Por Javier García Moreno
Y al octavo día se fue la luz. Y es que sobre el mediodía de este 28 de abril las calles se volvieron de repente un caos. Los semáforos quedaron inservibles y conductores y peatones, confusos ante la situación, se encontraron tratando de convivir sobre el asfalto, dándose el paso los unos a los otros por un simple instinto de supervivencia y civismo.
Las oficinas se quedaron a oscuras, los ordenadores se apagaron, los cajeros dejaron de dar dinero, los modernos y velocísimos trenes eléctricos se detuvieron allá donde estuvieran y en cientos de ascensores, miles en toda la península, se quedó gente atrapada y a oscuras. La muchedumbre comenzó a formar corrillos frente a los portales. Poco a poco, nos fuimos enterando de que aquel corte de luz no iba a ser como otro cualquiera. Pronto corrieron los rumores de la increíble magnitud de ese apagón, rumores que se confirmaron. De norte a sur, el país se había quedado sin suministro eléctrico. También en Portugal y la gran nación (en renta per capita) andorrana.
Pasaron las horas, demasiadas, y la luz seguía sin regresar. Los supermercados, las tiendas de alimentación, ¡hasta los bazares asiáticos! se llenaban de gente comprando lo que entendía necesario para sobrevivir a un apagón, botellas de agua, linternas, velas, comida. Y para muchos lo necesario era desmedido, empujados por la psicosis colectiva. Eso sí, se agradece que a la gente no le diera por los rollos de papel higiénico como en otros tiempos de pánico colectivo no muy lejanos…
Los tarjeteros dejaron de funcionar, en unos sitios antes que en otros, lo que añadió, si cabe, más suspense a la situación.
En esas horas lograron sacar a los que seguían atrapados en esos ascensores. En mi escalera la pareja del quinto tardó dos horas en ser rescatada. Y ciertamente había que dar gracias de que se pudiera dar el aviso a los técnicos y estos pudieran atenderlo, desbordados de avisos y rescates. Y es que las comunicaciones, muy ligadas a la electricidad, no tardaron en derrumbarse por completo. Solo las antiguas radios a pilas, otros de esos artículos escasos y que además rápidamente se agotaron, y la radio de los coches seguía manteniendo informado al país.
Por la tarde cogí el coche para llevar a mi hijo a una clase de apoyo. En Onda regional música pusieron esa canción noventera de “Atrapados en el ascensor”. Muy graciosa la ocurrencia del pinchadiscos, acorde al apocalíptico día. En otra emisora de radio, buscando alguna información sobre “la madre de todos los apagones”, se comentaba, intentando ver el vaso medio lleno, que el suministro eléctrico, lentamente, empezaba a reconquistar toda la península.
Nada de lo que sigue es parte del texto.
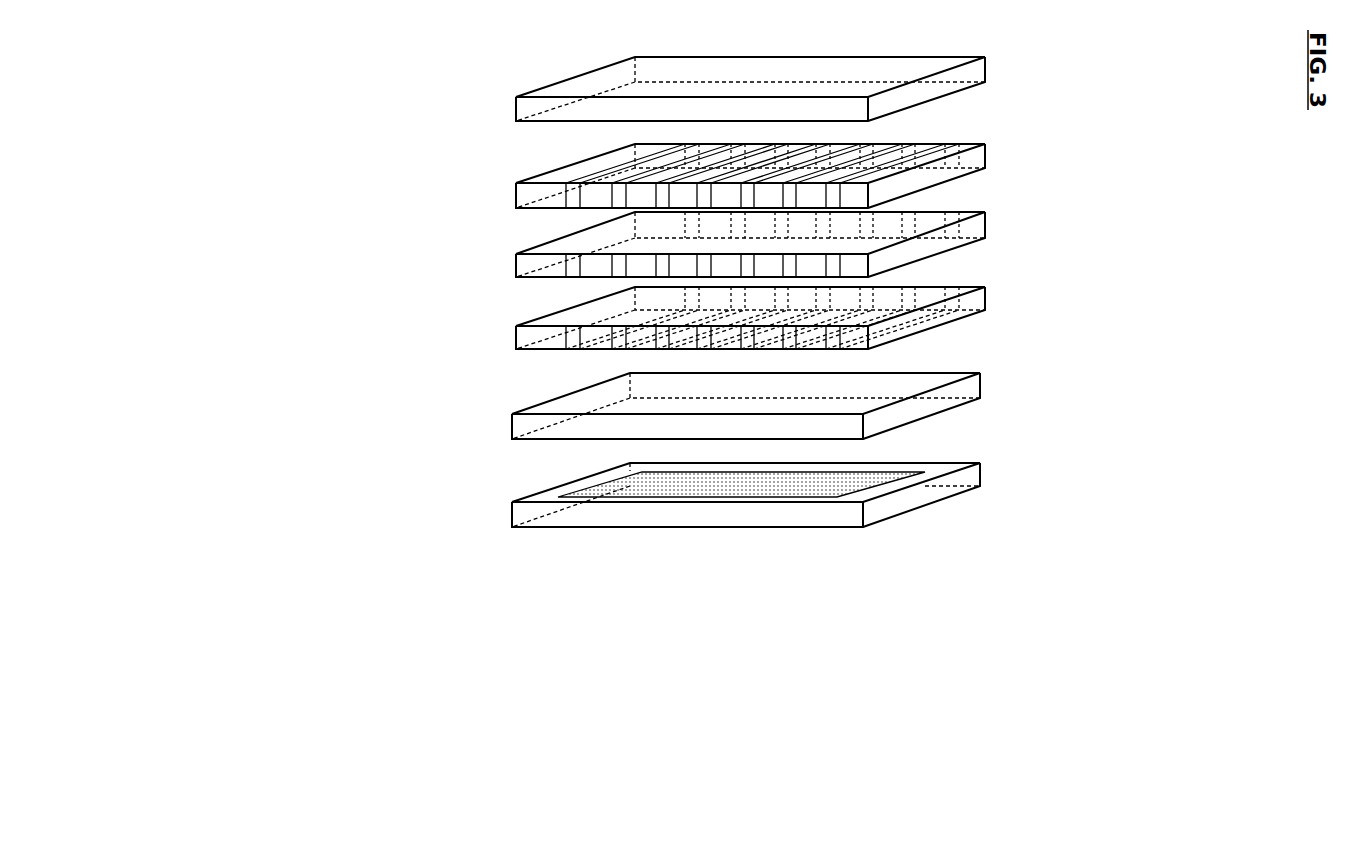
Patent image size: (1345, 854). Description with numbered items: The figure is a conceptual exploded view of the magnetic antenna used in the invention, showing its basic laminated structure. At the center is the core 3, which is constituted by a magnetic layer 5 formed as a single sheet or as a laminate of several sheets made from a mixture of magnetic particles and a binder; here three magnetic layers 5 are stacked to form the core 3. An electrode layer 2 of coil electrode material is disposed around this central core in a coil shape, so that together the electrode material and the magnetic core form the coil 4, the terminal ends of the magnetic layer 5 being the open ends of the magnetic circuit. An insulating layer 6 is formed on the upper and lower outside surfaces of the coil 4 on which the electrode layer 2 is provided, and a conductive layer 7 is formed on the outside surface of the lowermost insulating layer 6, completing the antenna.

The electrode layer 2 is at (906, 143).
The core 3 is at (233, 187).
The coil 4 is at (995, 133).
The magnetic layer 5 is at (485, 339).
The insulating layer 6 is at (484, 514).
The conductive layer 7 is at (624, 482).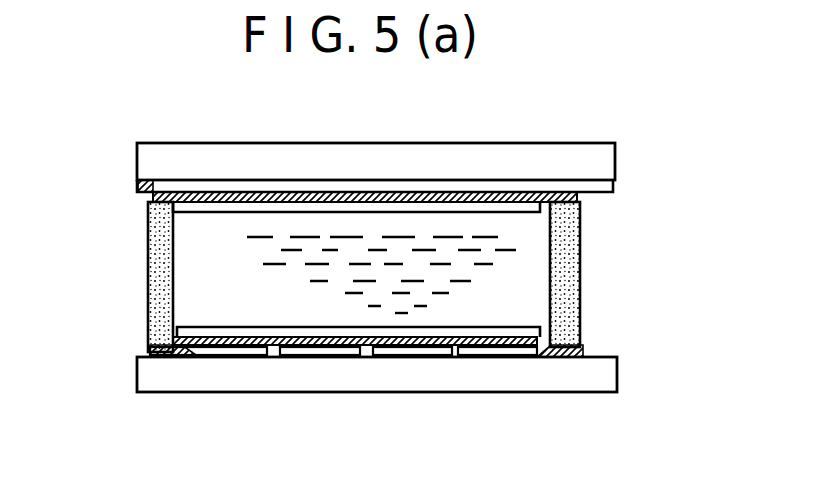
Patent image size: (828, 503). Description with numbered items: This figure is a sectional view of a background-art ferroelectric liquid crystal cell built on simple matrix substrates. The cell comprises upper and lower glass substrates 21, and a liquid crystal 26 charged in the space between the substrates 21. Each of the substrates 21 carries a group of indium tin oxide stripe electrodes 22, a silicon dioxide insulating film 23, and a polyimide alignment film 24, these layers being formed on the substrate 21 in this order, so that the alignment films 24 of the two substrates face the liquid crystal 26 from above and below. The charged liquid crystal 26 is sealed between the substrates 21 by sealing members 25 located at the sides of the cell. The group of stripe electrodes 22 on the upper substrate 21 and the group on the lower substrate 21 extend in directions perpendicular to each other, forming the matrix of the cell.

The glass substrate 21 is at (152, 377).
The ITO stripe electrode 22 is at (147, 351).
The insulating film 23 is at (170, 343).
The alignment film 24 is at (172, 333).
The sealing member 25 is at (160, 283).
The liquid crystal 26 is at (188, 260).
A lo Pelayo, desde arriba hacia abajo. De hecho las tierras andalusíes fueron las últimas, en plena “madrugá”, en volver a ser iluminadas, o deslumbradas, según se mire.
A nuestra Murcia ciudad no le tocó esa suerte hasta cerca de las veintidós horas ya bien caída la noche. En los barrios colindantes la luz se hizo unos minutos antes que en el mío. La inminencia del fin de la pesadilla hizo avivar aún más la expectación del vecindario, asomado en sus balcones y a sus ventanas, jugando con las linternas para matar el rato. Finalmente, todos aplaudieron y gritaron desde los balcones. La luz y la electricidad había vuelto. En esa breve noche sin ella había dado tiempo de contemplar un cielo estrellado, y un atardecer precioso, sin interferencias artificiales.
Era momento de apagar, con cierta pena, las velas recién compradas y encendidas. La modernidad había regresado. Y, aunque fuera solo por un día, el tranvía se quedó varado en mitad de una avenida y los barrios del sur, los olvidados, después de unas largas fiestas yendo a patita a todos lados y tirándonos de los pelos por desesperación, tuvimos mejor transporte que los del norte. Para qué sepáis lo que jode.